Vorwurf: Keine Aufarbeitung von sexuellem Missbrauch im DDR-Sport

Bis heute fällt es Betroffenen sexualisierter Gewalt im DDR-Sport schwer, darüber zu reden. Eine unabhängige Kommission erwartetet vom Staat ein deutlich größeres Engagement bei der Aufarbeitung.

Hersteller der am häufigsten verwendeten Anabiolikums im DDR-Leistungssport war der VEB Jenapharm
Hersteller der am häufigsten verwendeten Anabiolikums im DDR-Leistungssport war der VEB JenapharmImago / Sepp Spiegl

Betroffene sexualisierter Gewalt im DDR-Sport beklagen nach Darstellung der Unabhängigen Kommission zur Aufarbeitung sexuellen Kindesmissbrauchs eine fehlende Aufarbeitung. Sie forderten vom Staat Unterstützung und die Übernahme von Verantwortung, sagte die Landesbeauftragte für Mecklenburg-Vorpommern zur Aufarbeitung der SED-Diktatur, Anne Drescher, bei einem Fachgespräch in Schwerin.

Drescher sprach sich für mehr Fachberatungsstellen, Therapie- und Selbsthilfemöglichkeiten aus. Auch in Behörden sollte das Personal zu DDR-Geschichte und sportspezifischen Bedingungen geschult und Hilfeleistungen weniger bürokratisch gewährt werden. Vom organisierten Sport erwarteten Betroffene ein deutlich größeres Engagement bei der Aufarbeitung und Anerkennung der erlebten Gewalt.

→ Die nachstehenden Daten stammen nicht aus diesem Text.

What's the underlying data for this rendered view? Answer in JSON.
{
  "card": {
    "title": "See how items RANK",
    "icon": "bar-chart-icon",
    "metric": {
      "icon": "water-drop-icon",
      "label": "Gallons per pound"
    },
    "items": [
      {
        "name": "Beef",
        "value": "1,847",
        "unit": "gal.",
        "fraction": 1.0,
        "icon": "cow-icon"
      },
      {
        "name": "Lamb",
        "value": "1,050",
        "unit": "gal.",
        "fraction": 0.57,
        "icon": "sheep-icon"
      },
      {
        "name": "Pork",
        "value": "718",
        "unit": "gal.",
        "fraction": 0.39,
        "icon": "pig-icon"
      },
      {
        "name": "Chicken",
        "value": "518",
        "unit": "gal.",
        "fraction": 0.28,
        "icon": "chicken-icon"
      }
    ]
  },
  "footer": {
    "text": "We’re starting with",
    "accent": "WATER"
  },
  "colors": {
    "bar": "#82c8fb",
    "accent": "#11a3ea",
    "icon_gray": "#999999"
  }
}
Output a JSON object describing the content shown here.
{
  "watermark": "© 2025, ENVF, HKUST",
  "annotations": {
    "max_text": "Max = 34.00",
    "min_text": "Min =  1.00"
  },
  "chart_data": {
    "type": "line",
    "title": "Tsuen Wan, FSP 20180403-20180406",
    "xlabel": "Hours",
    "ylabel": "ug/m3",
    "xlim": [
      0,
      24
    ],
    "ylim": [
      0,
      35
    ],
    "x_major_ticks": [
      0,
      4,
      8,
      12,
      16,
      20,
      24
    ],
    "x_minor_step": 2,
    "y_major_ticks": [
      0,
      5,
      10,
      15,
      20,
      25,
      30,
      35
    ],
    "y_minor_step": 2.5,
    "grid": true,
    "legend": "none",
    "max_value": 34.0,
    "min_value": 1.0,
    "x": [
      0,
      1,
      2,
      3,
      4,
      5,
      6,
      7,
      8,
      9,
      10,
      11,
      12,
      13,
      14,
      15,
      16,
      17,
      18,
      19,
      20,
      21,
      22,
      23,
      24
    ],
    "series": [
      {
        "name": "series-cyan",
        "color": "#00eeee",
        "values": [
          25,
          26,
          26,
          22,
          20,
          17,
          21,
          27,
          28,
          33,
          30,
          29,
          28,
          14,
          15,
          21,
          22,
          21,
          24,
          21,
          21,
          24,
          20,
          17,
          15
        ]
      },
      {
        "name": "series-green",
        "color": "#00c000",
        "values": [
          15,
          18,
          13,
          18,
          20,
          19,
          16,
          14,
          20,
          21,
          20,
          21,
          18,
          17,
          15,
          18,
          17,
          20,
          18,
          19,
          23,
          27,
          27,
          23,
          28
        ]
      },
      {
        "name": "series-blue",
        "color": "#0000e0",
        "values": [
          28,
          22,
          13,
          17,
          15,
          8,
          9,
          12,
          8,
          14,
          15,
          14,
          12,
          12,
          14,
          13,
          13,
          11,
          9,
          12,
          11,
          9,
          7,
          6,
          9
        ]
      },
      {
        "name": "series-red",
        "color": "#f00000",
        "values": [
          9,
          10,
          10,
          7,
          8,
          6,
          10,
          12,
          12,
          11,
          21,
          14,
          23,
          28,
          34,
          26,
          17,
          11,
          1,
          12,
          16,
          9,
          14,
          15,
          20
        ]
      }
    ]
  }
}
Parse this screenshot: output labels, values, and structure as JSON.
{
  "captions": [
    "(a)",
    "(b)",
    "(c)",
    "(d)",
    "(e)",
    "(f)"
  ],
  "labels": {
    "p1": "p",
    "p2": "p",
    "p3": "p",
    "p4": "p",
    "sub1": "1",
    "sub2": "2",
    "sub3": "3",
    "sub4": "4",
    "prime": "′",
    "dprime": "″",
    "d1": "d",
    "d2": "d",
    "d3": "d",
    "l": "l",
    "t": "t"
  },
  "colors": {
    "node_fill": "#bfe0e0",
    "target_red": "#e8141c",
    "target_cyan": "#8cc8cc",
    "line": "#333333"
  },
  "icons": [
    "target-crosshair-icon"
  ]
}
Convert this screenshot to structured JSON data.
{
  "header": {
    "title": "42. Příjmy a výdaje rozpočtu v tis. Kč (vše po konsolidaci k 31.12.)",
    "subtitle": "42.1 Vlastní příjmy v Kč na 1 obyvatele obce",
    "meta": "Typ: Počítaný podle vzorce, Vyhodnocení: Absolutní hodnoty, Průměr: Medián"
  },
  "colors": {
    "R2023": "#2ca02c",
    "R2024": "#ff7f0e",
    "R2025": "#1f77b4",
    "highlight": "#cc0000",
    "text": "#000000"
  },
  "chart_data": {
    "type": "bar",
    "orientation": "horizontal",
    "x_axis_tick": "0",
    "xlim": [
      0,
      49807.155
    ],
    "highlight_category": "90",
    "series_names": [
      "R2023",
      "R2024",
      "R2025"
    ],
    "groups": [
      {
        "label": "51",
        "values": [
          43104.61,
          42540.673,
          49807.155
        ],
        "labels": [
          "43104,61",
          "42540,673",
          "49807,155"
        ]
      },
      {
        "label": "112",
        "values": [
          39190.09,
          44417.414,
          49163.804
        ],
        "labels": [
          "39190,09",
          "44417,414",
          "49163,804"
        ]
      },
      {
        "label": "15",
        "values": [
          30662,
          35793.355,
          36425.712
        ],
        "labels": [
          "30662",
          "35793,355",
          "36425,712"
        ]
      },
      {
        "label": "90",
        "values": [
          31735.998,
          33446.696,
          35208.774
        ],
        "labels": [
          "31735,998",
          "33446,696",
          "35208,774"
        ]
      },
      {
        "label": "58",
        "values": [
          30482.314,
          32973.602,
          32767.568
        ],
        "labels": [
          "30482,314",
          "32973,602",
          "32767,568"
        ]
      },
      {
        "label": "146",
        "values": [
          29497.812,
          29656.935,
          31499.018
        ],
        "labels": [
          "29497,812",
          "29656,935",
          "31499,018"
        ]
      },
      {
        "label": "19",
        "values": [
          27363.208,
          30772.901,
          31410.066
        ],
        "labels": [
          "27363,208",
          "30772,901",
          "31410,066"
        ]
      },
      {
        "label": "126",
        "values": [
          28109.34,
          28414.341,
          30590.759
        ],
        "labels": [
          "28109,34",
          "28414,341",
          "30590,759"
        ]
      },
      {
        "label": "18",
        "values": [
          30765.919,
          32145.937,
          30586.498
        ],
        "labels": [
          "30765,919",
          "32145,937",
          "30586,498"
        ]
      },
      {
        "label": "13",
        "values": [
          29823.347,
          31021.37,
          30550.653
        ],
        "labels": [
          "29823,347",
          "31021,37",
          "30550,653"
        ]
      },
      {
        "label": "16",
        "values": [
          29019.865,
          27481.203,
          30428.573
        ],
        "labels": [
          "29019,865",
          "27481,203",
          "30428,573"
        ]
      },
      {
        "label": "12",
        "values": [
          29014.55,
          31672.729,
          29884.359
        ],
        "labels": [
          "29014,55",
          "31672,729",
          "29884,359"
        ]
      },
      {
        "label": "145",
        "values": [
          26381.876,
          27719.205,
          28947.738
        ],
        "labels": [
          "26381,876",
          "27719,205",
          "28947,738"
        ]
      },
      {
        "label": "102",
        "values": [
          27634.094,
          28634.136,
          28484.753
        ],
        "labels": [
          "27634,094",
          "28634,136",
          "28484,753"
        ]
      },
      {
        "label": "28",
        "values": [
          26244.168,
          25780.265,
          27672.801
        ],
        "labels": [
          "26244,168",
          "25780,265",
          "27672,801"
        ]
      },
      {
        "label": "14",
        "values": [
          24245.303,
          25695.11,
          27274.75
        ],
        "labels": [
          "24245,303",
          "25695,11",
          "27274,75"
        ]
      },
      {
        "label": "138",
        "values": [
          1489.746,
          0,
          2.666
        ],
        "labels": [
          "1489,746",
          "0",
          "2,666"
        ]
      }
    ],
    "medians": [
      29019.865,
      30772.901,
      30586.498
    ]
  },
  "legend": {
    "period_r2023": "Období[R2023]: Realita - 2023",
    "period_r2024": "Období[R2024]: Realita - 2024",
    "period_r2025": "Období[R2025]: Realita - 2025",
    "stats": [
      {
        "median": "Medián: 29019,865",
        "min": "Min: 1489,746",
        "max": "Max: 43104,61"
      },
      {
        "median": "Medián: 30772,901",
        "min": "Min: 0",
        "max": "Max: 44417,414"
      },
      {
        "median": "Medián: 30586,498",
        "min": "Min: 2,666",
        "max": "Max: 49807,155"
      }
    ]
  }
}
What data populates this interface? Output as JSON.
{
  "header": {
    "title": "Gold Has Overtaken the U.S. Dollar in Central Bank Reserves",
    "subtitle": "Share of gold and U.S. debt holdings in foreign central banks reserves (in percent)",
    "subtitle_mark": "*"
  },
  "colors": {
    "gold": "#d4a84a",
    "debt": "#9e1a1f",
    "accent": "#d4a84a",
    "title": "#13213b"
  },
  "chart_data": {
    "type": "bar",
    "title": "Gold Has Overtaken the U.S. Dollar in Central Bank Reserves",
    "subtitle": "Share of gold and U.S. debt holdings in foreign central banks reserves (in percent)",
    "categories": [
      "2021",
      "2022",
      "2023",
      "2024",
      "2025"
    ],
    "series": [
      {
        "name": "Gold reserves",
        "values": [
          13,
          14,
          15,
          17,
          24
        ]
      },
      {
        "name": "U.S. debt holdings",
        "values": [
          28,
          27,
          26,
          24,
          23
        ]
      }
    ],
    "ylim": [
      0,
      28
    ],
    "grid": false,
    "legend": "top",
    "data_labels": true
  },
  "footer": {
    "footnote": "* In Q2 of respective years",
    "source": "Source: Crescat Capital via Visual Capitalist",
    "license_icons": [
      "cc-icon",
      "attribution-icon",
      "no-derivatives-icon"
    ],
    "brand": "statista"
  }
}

Im Sport Missbrauch begünstigt

Sexualisierte Gewalt sei in der DDR länger tabuisiert gewesen als in der alten Bundesrepublik, erläuterte Drescher. Das gilt nach ihren Worten insbesondere im Sport, wo Kinder und Jugendliche auf Höchstleistungen getrimmt wurden. Aufgrund seiner Macht- und Abhängigkeitsstrukturen habe das DDR-Leistungssportsystem Missbrauch begünstigt, hieß es. Auch in der Sportwissenschaft und Sportgeschichte sei sexualisierte Gewalt im DDR-Sport ein weißer Fleck. Hier bedürfe es mehr Forschung.

Betroffene ermutigen

Die Unabhängige Kommission zur Aufarbeitung sexuellen Kindesmissbrauchs untersucht seit 2016 Ausmaß, Art und Folgen sexualisierter Gewalt gegen Kinder und Jugendliche in der Bundesrepublik Deutschland und der DDR. Sie ermutigt Betroffene, sich zu melden und bei einer vertraulichen Anhörung oder in einem schriftlichen Bericht ihre Geschichten zu erzählen. Betroffenen falle es bis heute sehr schwer, darüber zu reden, sagt das Kommissionsmitglied Christine Bergmann.